Jesús Barroso
I'm an artist before I'm a founder. For a long time I was torn between what I thought would make money and what truly called me: creating places where people's talent is seen, touched and connected with.
I think social media has always been missing the physical, the tangible. We can't be social creatures and spend our whole lives behind a screen. Out there is immense creativity and fascinating people we don't even know about. We needed to create a space —an excuse— to find each other again, and to celebrate life.
So I stopped thinking about panels and started thinking about people. About a painting that's a post. About a wall that introduces you to whoever made it.
The painting is the post. The wall, the network.
Every piece on the wall carries a chip. Tap it with your phone and you meet the person behind it: their story, their work, how to follow them. Art comes back to the places where you live —a café, a coworking, your neighbourhood— and stops being scroll to become an encounter again.
Everything you see has a creator
What lit the spark.
Two projects showed me that art —off the screen, out in the street— can bring strangers together and change everything. They marked me.
Candy Chang — “Before I Die”
JR — “Use art to turn the world inside out”
Elysium.
The first real wall was Elysium.
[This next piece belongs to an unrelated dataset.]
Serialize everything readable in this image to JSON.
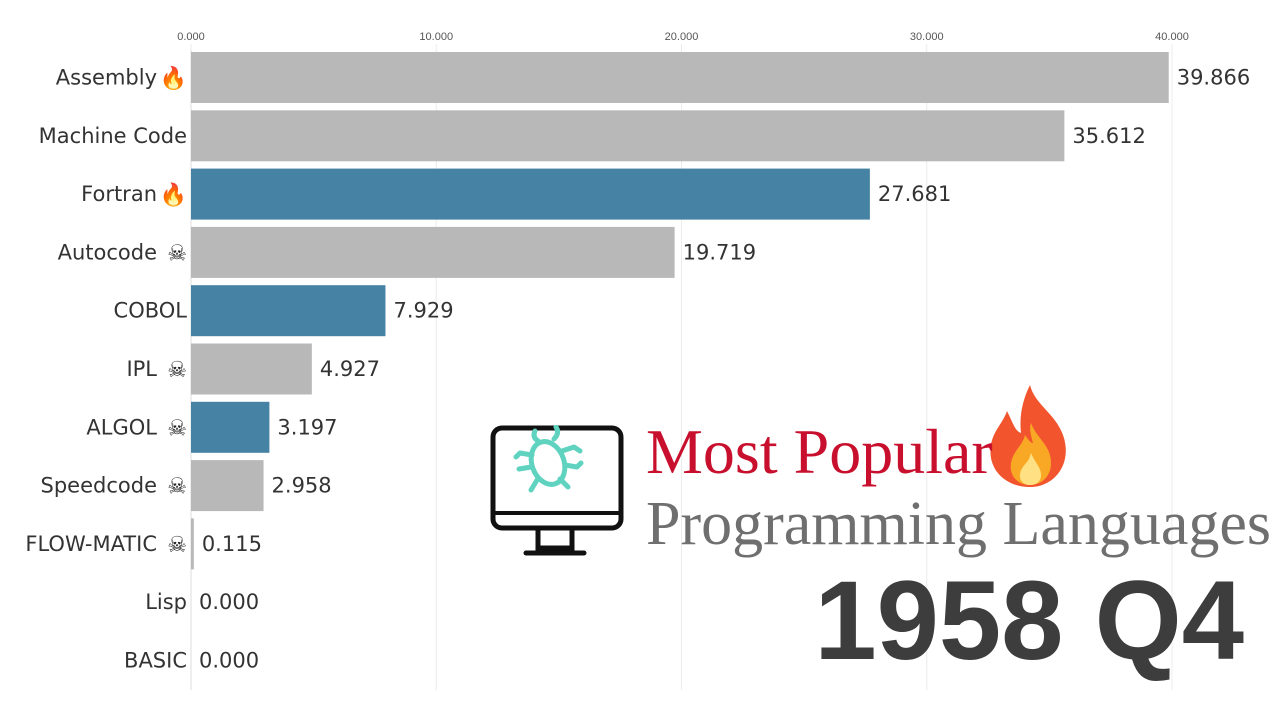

I built it, hung the pieces, and saw something I'll never forget: people stopping, pointing, talking to strangers in front of a wall. I wasn't selling a product. I was watching people connect. That's when I knew this was what I had to do.
This is only the beginning.
I want any wall to come alive, and any talent to fit: painting, photography, poetry, music, AI art… whatever you carry inside.
In November 2026 I am taking it to an art fair. In 2027, to a house-museum during Milan Design Week. And along the way, to every space that wants to stop being a silent wall.